Un primo incontro con Mattia Pajè, classe 1991, ex studente dell’Accademia di Belle Arti, si era avuto nel corso della residenza al Nuovo Forno del Pane del MamBo, nel 2020, durante il lockdown. Il suo pensiero parlava forte e ritrovarlo a Palazzo Vizzani in questa settimana di Art City, per di più tra i Main project, dimostra come il suo cammino stia procedendo spedito. La sua personale, nello splendido appartamento di questo palazzo che fu del cardinale Lambertini, s’intitola Fuori Terra, è curata da Giovanni Rendina e presenta un gruppo scultoreo composto da figure umanoidi immerse in un ambiente, dove convergono l’estetica ‘new age’ e la produzione scenografica della televisione commerciale degli anni ‘80 e ‘90, due riferimenti visivi e sociali della sua formazione, che è però in cerca della verità tra i contenuti dei social legati a teorie del complotto, materializzando il suo pensiero in isole installative (utilizza la pratica museale del diorama) tra scienza e spettacolo, lungo le stanze.

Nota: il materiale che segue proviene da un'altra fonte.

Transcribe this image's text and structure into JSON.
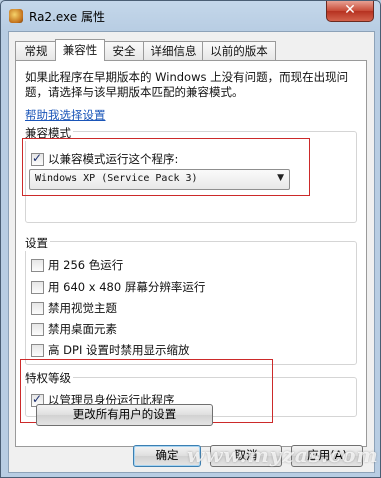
{
  "window": {
    "title": "Ra2.exe 属性",
    "close_glyph": "✕"
  },
  "tabs": [
    {
      "label": "常规"
    },
    {
      "label": "兼容性",
      "active": true
    },
    {
      "label": "安全"
    },
    {
      "label": "详细信息"
    },
    {
      "label": "以前的版本"
    }
  ],
  "intro": "如果此程序在早期版本的 Windows 上没有问题，而现在出现问题，请选择与该早期版本匹配的兼容模式。",
  "help_link": "帮助我选择设置",
  "compat_mode": {
    "title": "兼容模式",
    "checkbox_label": "以兼容模式运行这个程序:",
    "checked": true,
    "selected_os": "Windows XP (Service Pack 3)"
  },
  "settings": {
    "title": "设置",
    "items": [
      {
        "label": "用 256 色运行",
        "checked": false
      },
      {
        "label": "用 640 x 480 屏幕分辨率运行",
        "checked": false
      },
      {
        "label": "禁用视觉主题",
        "checked": false
      },
      {
        "label": "禁用桌面元素",
        "checked": false
      },
      {
        "label": "高 DPI 设置时禁用显示缩放",
        "checked": false
      }
    ]
  },
  "privilege": {
    "title": "特权等级",
    "checkbox_label": "以管理员身份运行此程序",
    "checked": true
  },
  "buttons": {
    "all_users": "更改所有用户的设置",
    "ok": "确定",
    "cancel": "取消",
    "apply": "应用(A)"
  },
  "watermark": "www.myzas.com",
  "colors": {
    "highlight_box": "#cc2a2a",
    "link": "#1a55b8"
  }
}
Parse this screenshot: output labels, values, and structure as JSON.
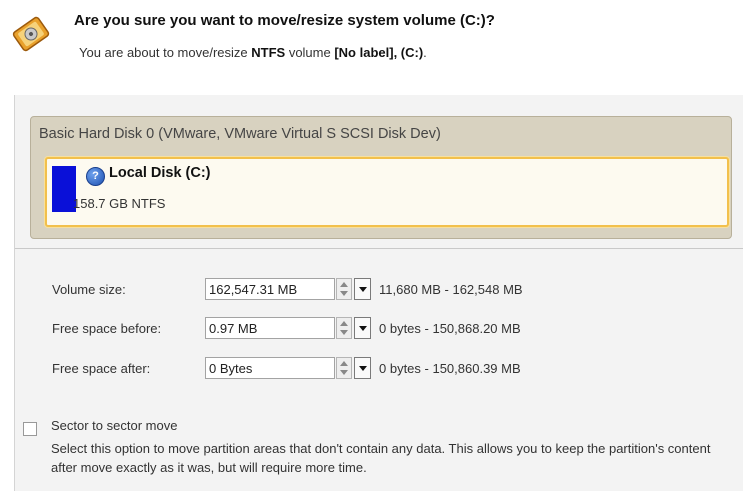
{
  "header": {
    "title": "Are you sure you want to move/resize system volume (C:)?",
    "subtitle_prefix": "You are about to move/resize ",
    "subtitle_fs": "NTFS",
    "subtitle_mid": " volume ",
    "subtitle_label": "[No label], (C:)",
    "subtitle_end": "."
  },
  "disk": {
    "header": "Basic Hard Disk 0 (VMware, VMware Virtual S SCSI Disk Dev)",
    "partition": {
      "name": "Local Disk (C:)",
      "size": "158.7 GB NTFS",
      "bar_color": "#0a10d8"
    }
  },
  "fields": [
    {
      "label": "Volume size:",
      "value": "162,547.31 MB",
      "range": "11,680 MB - 162,548 MB"
    },
    {
      "label": "Free space before:",
      "value": "0.97 MB",
      "range": "0 bytes - 150,868.20 MB"
    },
    {
      "label": "Free space after:",
      "value": "0 Bytes",
      "range": "0 bytes - 150,860.39 MB"
    }
  ],
  "options": {
    "sector_move_label": "Sector to sector move",
    "sector_move_checked": false,
    "sector_move_desc": "Select this option to move partition areas that don't contain any data. This allows you to keep the partition's content after move exactly as it was, but will require more time."
  },
  "colors": {
    "accent_border": "#f2c04c",
    "panel_bg": "#d8d2c0",
    "dialog_bg": "#f3f3f3"
  }
}
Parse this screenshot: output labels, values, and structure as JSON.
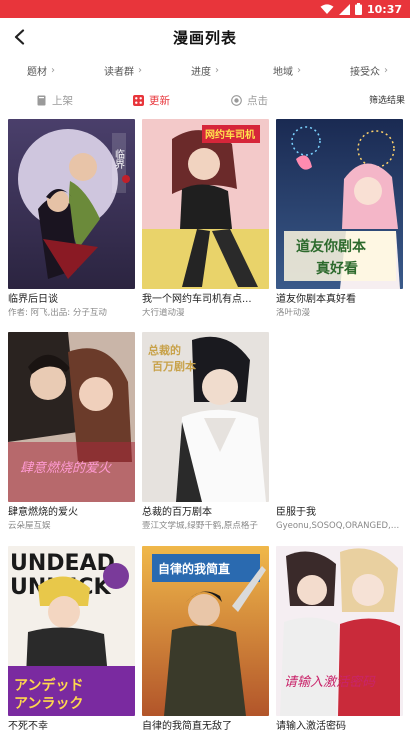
{
  "status": {
    "time": "10:37",
    "accent": "#e8353b"
  },
  "header": {
    "title": "漫画列表",
    "back_icon": "chevron-left-icon"
  },
  "filters": [
    {
      "label": "题材"
    },
    {
      "label": "读者群"
    },
    {
      "label": "进度"
    },
    {
      "label": "地域"
    },
    {
      "label": "接受众"
    }
  ],
  "sort": {
    "options": [
      {
        "label": "上架",
        "icon": "shelf-icon",
        "active": false
      },
      {
        "label": "更新",
        "icon": "refresh-icon",
        "active": true
      },
      {
        "label": "点击",
        "icon": "radio-icon",
        "active": false
      }
    ],
    "filter_result": "筛选结果"
  },
  "comics": [
    {
      "title": "临界后日谈",
      "author": "作者: 阿飞,出品: 分子互动",
      "cover_title": "临界后日谈"
    },
    {
      "title": "我一个网约车司机有点...",
      "author": "大行道动漫",
      "cover_title": "网约车司机"
    },
    {
      "title": "道友你剧本真好看",
      "author": "洛叶动漫",
      "cover_title": "道友你剧本真好看"
    },
    {
      "title": "肆意燃烧的爱火",
      "author": "云朵屋互娱",
      "cover_title": "肆意燃烧的爱火"
    },
    {
      "title": "总裁的百万剧本",
      "author": "壹江文学城,绿野千鹤,原点格子",
      "cover_title": "总裁的百万剧本"
    },
    {
      "title": "臣服于我",
      "author": "Gyeonu,SOSOQ,ORANGED,极直",
      "cover_title": ""
    },
    {
      "title": "不死不幸",
      "author": "",
      "cover_title": "UNDEAD UNLUCK"
    },
    {
      "title": "自律的我简直无敌了",
      "author": "",
      "cover_title": "自律的我简直无敌了"
    },
    {
      "title": "请输入激活密码",
      "author": "",
      "cover_title": "请输入激活密码"
    }
  ]
}
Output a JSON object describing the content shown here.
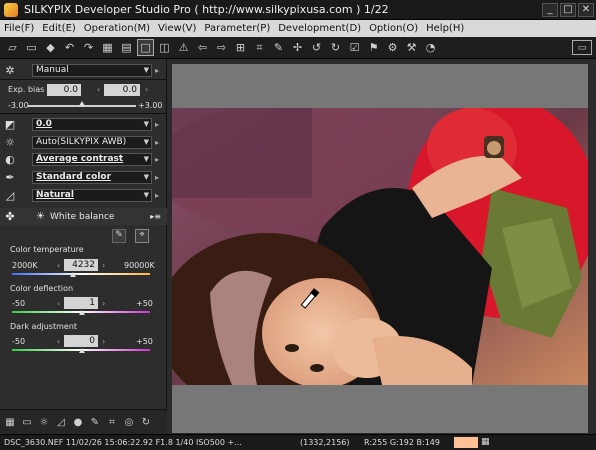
{
  "window": {
    "title": "SILKYPIX Developer Studio Pro ( http://www.silkypixusa.com )   1/22",
    "buttons": [
      "_",
      "□",
      "✕"
    ]
  },
  "menu": [
    "File(F)",
    "Edit(E)",
    "Operation(M)",
    "View(V)",
    "Parameter(P)",
    "Development(D)",
    "Option(O)",
    "Help(H)"
  ],
  "panel": {
    "preset": "Manual",
    "exp_bias_label": "Exp. bias",
    "exp_bias_value": "0.0",
    "exp_bias_fine": "0.0",
    "exp_bias_min": "-3.00",
    "exp_bias_max": "+3.00",
    "tone_value": "0.0",
    "wb_mode": "Auto(SILKYPIX AWB)",
    "contrast": "Average contrast",
    "color": "Standard color",
    "sharpness": "Natural",
    "wb_title": "White balance",
    "color_temp_label": "Color temperature",
    "color_temp_min": "2000K",
    "color_temp_value": "4232",
    "color_temp_max": "90000K",
    "color_defl_label": "Color deflection",
    "color_defl_min": "-50",
    "color_defl_value": "1",
    "color_defl_max": "+50",
    "dark_adj_label": "Dark adjustment",
    "dark_adj_min": "-50",
    "dark_adj_value": "0",
    "dark_adj_max": "+50"
  },
  "status": {
    "file_info": "DSC_3630.NEF 11/02/26 15:06:22.92 F1.8 1/40 ISO500 +...",
    "coords": "(1332,2156)",
    "rgb": "R:255 G:192 B:149",
    "swatch_color": "#ffc095"
  }
}
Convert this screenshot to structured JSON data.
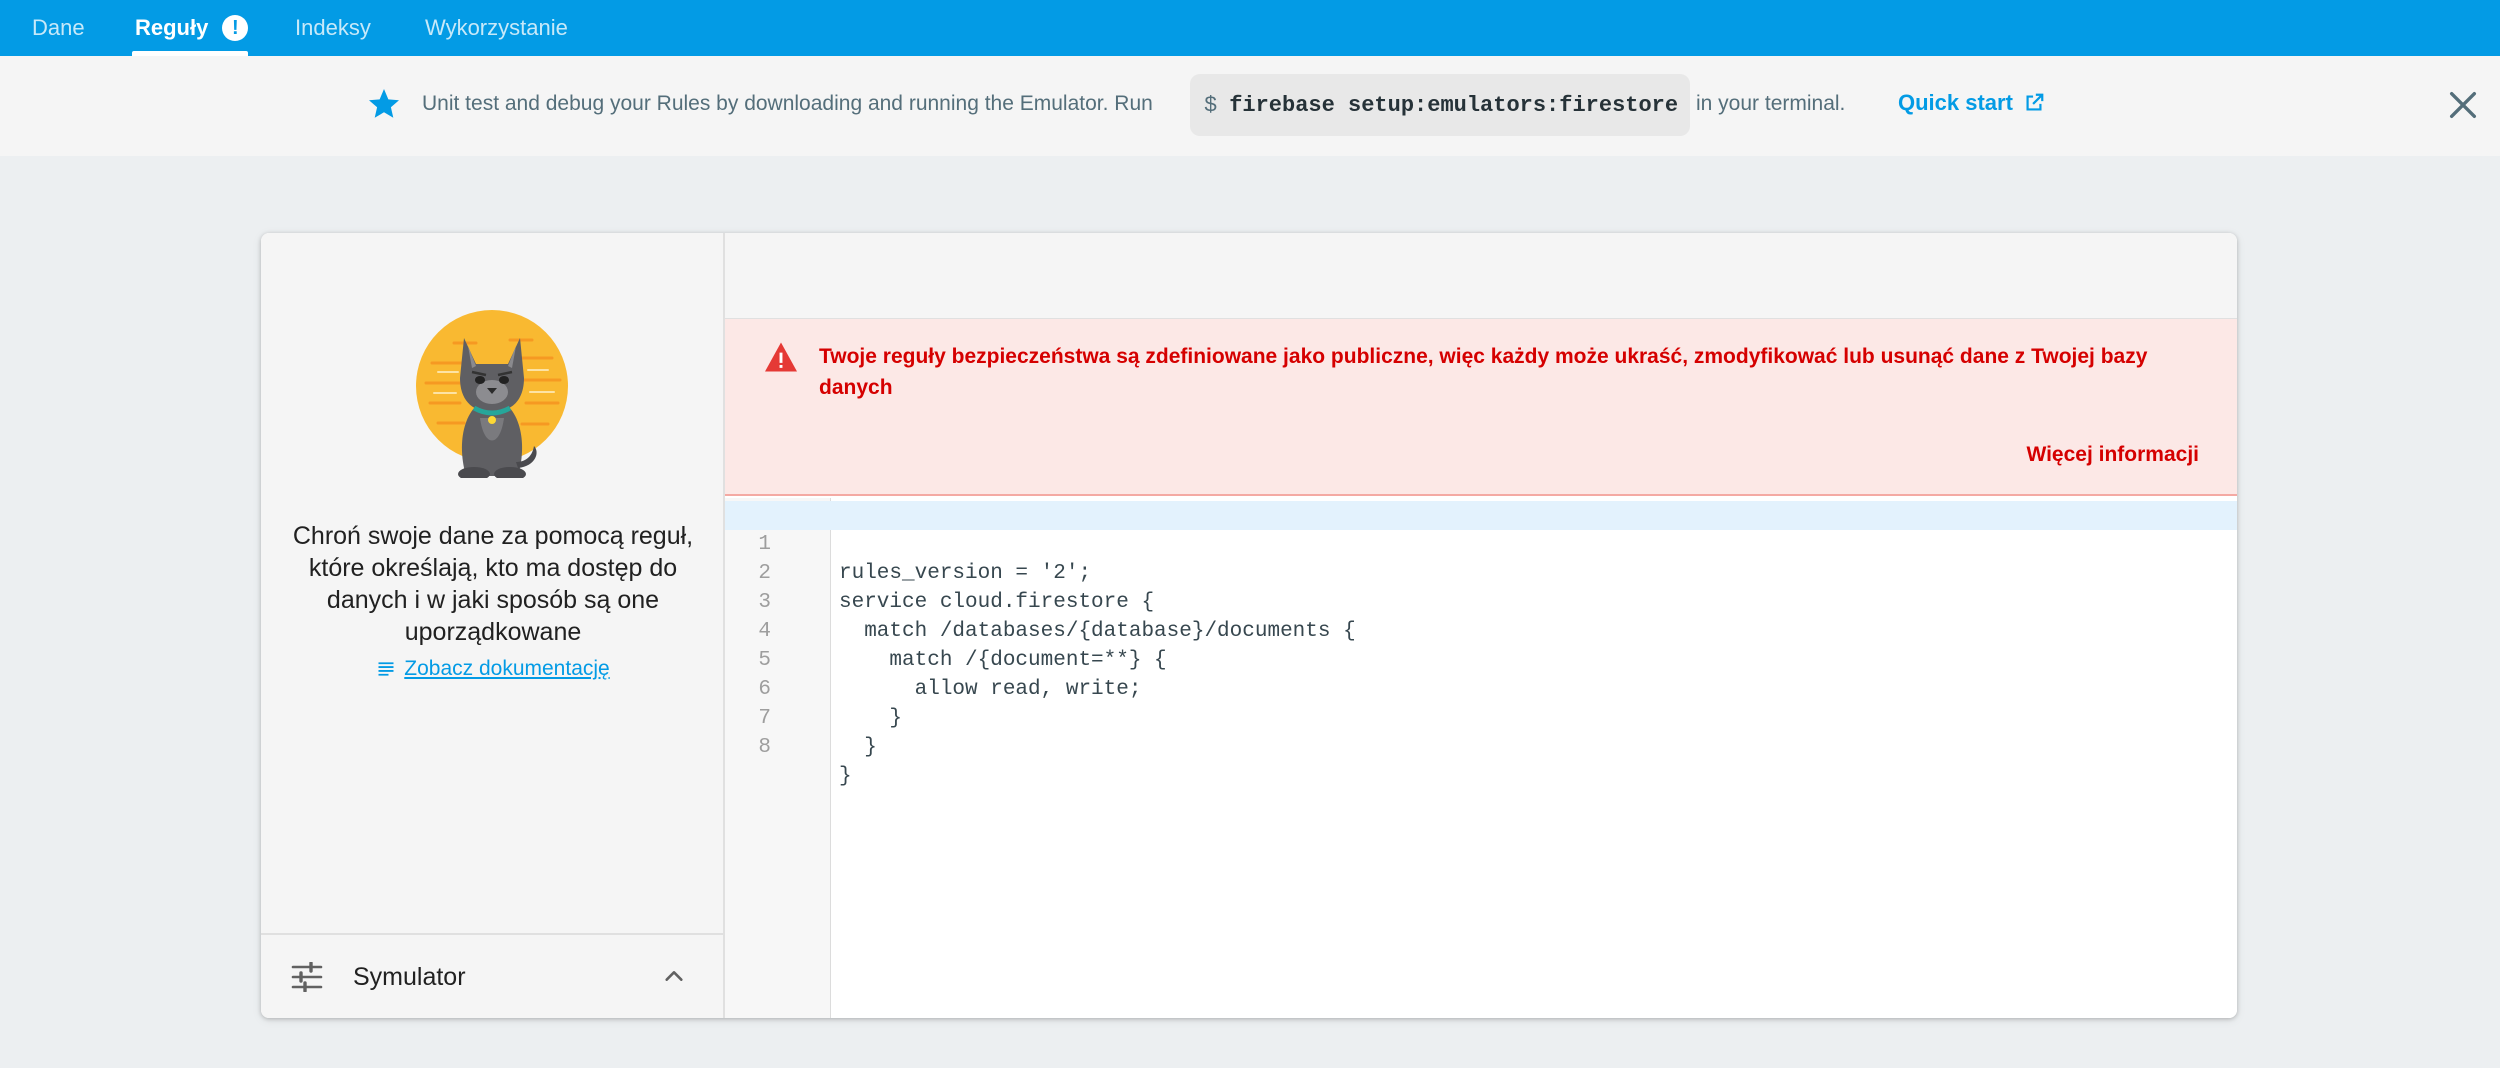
{
  "tabs": [
    {
      "label": "Dane"
    },
    {
      "label": "Reguły",
      "badge": "!"
    },
    {
      "label": "Indeksy"
    },
    {
      "label": "Wykorzystanie"
    }
  ],
  "banner": {
    "text_before": "Unit test and debug your Rules by downloading and running the Emulator. Run",
    "dollar": "$",
    "command": "firebase setup:emulators:firestore",
    "text_after": "in your terminal.",
    "quick_start": "Quick start",
    "icons": {
      "lead": "star-icon",
      "link": "open-in-new-icon",
      "close": "close-icon"
    }
  },
  "left_panel": {
    "description": "Chroń swoje dane za pomocą reguł, które określają, kto ma dostęp do danych i w jaki sposób są one uporządkowane",
    "docs_link": "Zobacz dokumentację",
    "simulator_label": "Symulator",
    "mascot": "cat-mascot-illustration"
  },
  "warning": {
    "text": "Twoje reguły bezpieczeństwa są zdefiniowane jako publiczne, więc każdy może ukraść, zmodyfikować lub usunąć dane z Twojej bazy danych",
    "more": "Więcej informacji"
  },
  "editor": {
    "lines": [
      {
        "n": "1",
        "code": "rules_version = '2';"
      },
      {
        "n": "2",
        "code": "service cloud.firestore {"
      },
      {
        "n": "3",
        "code": "  match /databases/{database}/documents {"
      },
      {
        "n": "4",
        "code": "    match /{document=**} {"
      },
      {
        "n": "5",
        "code": "      allow read, write;"
      },
      {
        "n": "6",
        "code": "    }"
      },
      {
        "n": "7",
        "code": "  }"
      },
      {
        "n": "8",
        "code": "}"
      }
    ]
  },
  "colors": {
    "accent": "#039be5",
    "warning_text": "#d50000",
    "warning_bg": "#fce8e6"
  }
}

"Quando questo progetto nasceva – racconta Pajè – ricordo di aver provato sensazioni non troppo positive, perché era come se mi trovassi in un mondo dove tutto ciò che sentivo e vedevo arrivarmi addosso dai canali esterni fosse opinabile, come se non esistesse nulla a cui aggrapparmi completamente, perché tutte le voci che sentivo dalla televisione, dai blog, dai social o dai racconti delle persone non erano il mio pensiero". E prosegue: "Mi sono trovato davanti a una verità fittizia e ho cercato la mia, guardandomi dentro, analizzando il mio passato, cercando di ricordare come agissi nel mondo, cosa pensassi… E sono venuti fuori questi due universi, la televisione commerciale con l’estetica ultrapop, le notizie veloci estremamente sintetiche e il mondo magico di tradizioni antichissime, poi ripreso dalla ‘new age’, attraverso pratiche che ho cercato di sperimentare".

Da cosa è testimoniato questo crash culturale? Ad esempio da oggetti che vengono dal mondo ‘new age’ come l’accumulatore orgonico progettato a Wilhelm Reich negli anni Trenta (ricordate qualche mese fa Orgasmatron Redux alle Serre dei Giardini che fece parecchio parlare?) costruito oggi da un artigiano o simboli televisivi, come un lampadario, a frange utilizzato in una trasmissione di Barbara D’Urso: questo sovrasta l’accumulatore e accanto ci sono abitanti scultorei neutri pronti ad assorbire senza giudizio il tutto. Per poter inserire questi elementi scenografici pop (c’è anche Uan, il pupazzo di Bim Bum Bam, che arriva però dalla collezione del suo creatore, Ernesto Valenti), Pajè è andato a setacciare i magazzini di Mediaset e ha affittato molti interessanti elementi.